While mental health professionals attend to psychiatric needs, they can facilitate borrower groups, provide linkage to key personnel, and assist with psychological, social, and fiscal consequences of unsuccessful pursuits. Microcredit can be used to help outpatients with mental illness start small businesses, such as providing housekeeping, childcare, or painting services. Businesses can grow as recovery occurs, and higher-functioning individuals can pursue larger or more complicated plans. Successful entrepreneurs can train other group members, form new groups, locate other sources of investment capital, and gain access to mainstream credit after they have established sufficient savings.
Although not insurmountable, several potential challenges exist (
2,
3). State-provided financial incentives are needed to compensate for hesitancy to invest in what is seen as high-risk, low-return enterprises. Public support and private-sector contributions are therefore crucial. Furthermore, loan providers and recipients require training and oversight, because both parties can lose financial viability as a result of mismanagement and capital loss. Finally, loan processing requirements and time delays must be avoided, because lending institutions need to respond quickly to small-scale enterprises that rely on funds at critical junctures.

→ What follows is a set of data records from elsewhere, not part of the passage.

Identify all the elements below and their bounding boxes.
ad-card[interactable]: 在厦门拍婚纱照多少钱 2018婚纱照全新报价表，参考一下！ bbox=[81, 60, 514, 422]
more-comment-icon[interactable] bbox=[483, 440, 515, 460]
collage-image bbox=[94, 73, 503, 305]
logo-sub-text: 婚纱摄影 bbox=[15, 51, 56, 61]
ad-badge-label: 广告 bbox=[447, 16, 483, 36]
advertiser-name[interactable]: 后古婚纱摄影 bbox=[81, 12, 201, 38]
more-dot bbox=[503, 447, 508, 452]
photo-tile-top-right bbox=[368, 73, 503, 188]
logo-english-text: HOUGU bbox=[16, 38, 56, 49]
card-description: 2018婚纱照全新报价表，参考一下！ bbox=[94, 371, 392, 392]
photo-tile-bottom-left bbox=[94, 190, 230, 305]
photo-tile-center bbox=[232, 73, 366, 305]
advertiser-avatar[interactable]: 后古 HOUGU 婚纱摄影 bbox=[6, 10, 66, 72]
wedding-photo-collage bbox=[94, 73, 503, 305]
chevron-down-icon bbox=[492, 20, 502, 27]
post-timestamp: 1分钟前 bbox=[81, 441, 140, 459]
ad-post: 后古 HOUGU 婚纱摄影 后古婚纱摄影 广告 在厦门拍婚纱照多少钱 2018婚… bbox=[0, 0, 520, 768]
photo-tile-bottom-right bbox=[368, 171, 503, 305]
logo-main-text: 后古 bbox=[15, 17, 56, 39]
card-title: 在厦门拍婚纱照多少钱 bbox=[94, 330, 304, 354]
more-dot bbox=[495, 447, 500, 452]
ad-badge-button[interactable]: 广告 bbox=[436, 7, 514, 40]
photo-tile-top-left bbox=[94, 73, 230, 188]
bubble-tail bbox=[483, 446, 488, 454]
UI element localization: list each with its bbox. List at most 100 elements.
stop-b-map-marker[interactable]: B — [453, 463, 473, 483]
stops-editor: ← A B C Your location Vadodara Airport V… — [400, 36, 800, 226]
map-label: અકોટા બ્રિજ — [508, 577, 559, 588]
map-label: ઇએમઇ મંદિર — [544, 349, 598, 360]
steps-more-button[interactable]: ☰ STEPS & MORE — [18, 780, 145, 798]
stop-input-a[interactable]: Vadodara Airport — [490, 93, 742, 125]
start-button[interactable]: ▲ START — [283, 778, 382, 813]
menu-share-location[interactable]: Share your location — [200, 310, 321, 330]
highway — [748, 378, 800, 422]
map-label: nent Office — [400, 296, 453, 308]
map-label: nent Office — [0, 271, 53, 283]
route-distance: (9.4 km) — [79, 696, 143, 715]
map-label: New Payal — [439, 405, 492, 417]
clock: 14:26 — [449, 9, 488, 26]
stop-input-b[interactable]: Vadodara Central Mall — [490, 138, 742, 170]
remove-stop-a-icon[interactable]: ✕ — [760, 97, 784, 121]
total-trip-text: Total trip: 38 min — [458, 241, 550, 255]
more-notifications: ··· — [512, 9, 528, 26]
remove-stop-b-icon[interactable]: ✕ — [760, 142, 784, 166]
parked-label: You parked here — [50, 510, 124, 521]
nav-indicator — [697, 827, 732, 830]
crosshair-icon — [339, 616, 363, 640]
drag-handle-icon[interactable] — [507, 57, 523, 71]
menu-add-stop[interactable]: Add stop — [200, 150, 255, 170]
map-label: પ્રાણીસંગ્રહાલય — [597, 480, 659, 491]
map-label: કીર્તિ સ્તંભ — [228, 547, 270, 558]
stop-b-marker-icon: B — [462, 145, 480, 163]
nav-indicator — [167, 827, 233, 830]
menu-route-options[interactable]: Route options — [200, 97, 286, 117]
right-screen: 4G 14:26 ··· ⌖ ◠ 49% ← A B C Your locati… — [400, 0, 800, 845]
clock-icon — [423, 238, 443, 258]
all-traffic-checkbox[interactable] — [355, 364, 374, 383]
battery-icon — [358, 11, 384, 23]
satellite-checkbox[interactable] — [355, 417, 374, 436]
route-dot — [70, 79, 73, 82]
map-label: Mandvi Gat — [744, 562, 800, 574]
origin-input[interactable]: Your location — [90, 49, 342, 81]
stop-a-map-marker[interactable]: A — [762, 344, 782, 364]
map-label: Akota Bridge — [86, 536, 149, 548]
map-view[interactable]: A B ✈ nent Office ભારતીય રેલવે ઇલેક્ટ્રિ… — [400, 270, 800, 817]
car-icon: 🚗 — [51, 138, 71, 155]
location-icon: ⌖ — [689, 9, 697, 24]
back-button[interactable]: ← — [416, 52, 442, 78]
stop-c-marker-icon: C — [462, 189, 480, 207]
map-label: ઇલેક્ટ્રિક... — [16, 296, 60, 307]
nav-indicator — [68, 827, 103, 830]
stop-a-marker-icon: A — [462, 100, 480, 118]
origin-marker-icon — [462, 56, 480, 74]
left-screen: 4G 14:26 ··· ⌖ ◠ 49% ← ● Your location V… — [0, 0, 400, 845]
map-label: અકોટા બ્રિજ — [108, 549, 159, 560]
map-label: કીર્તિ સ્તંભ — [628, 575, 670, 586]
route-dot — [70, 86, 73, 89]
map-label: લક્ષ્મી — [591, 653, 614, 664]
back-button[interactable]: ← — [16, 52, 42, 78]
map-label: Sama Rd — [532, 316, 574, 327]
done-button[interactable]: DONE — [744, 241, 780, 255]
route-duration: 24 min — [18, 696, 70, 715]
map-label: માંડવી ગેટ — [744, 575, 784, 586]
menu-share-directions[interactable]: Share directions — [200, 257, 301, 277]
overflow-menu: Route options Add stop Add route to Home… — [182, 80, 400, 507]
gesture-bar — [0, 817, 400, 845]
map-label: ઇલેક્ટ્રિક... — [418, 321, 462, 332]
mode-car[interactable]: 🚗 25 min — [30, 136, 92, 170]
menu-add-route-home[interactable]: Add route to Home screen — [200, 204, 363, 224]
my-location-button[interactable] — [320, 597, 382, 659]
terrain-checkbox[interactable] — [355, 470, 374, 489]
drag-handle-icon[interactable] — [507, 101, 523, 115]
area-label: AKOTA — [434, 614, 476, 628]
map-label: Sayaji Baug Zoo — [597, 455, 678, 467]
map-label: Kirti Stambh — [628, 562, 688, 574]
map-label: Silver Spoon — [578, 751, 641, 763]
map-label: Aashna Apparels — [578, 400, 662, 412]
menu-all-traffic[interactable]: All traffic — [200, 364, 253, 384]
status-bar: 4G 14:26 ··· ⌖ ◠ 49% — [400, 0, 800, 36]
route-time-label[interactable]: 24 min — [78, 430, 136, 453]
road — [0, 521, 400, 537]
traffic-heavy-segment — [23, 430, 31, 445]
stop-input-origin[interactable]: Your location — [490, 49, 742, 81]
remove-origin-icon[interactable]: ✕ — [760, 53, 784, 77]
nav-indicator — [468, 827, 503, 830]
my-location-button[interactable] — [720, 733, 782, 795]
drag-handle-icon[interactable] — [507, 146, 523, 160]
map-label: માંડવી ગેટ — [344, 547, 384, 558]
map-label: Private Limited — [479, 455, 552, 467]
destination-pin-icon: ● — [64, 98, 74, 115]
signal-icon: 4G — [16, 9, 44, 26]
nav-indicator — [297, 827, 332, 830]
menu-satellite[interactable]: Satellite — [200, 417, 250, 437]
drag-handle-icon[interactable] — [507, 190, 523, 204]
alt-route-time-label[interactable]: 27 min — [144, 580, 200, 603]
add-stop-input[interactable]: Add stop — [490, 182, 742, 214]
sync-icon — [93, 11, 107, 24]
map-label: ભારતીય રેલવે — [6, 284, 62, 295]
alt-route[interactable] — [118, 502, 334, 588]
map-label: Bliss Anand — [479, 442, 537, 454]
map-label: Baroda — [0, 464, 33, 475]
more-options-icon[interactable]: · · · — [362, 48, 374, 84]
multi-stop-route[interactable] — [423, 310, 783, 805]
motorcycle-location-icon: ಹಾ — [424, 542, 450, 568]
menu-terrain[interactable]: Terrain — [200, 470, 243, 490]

The strategy has potential. In addition to increasing income, life control, confidence, and self-esteem, microcredit can connect members of borrower groups who might otherwise experience a high degree of societal exclusion. For example, the social capital can be used to advocate collectively for enhanced housing or labor force participation. Ideologically, the strategy is timely in relation to SAMHSA priorities. Rather than relying on centralized (top-down) government welfare provision, microcredit emphasizes decentralized (grassroots or bottom-up) market economy intervention that enhances empowerment of people in mutual assistance networks.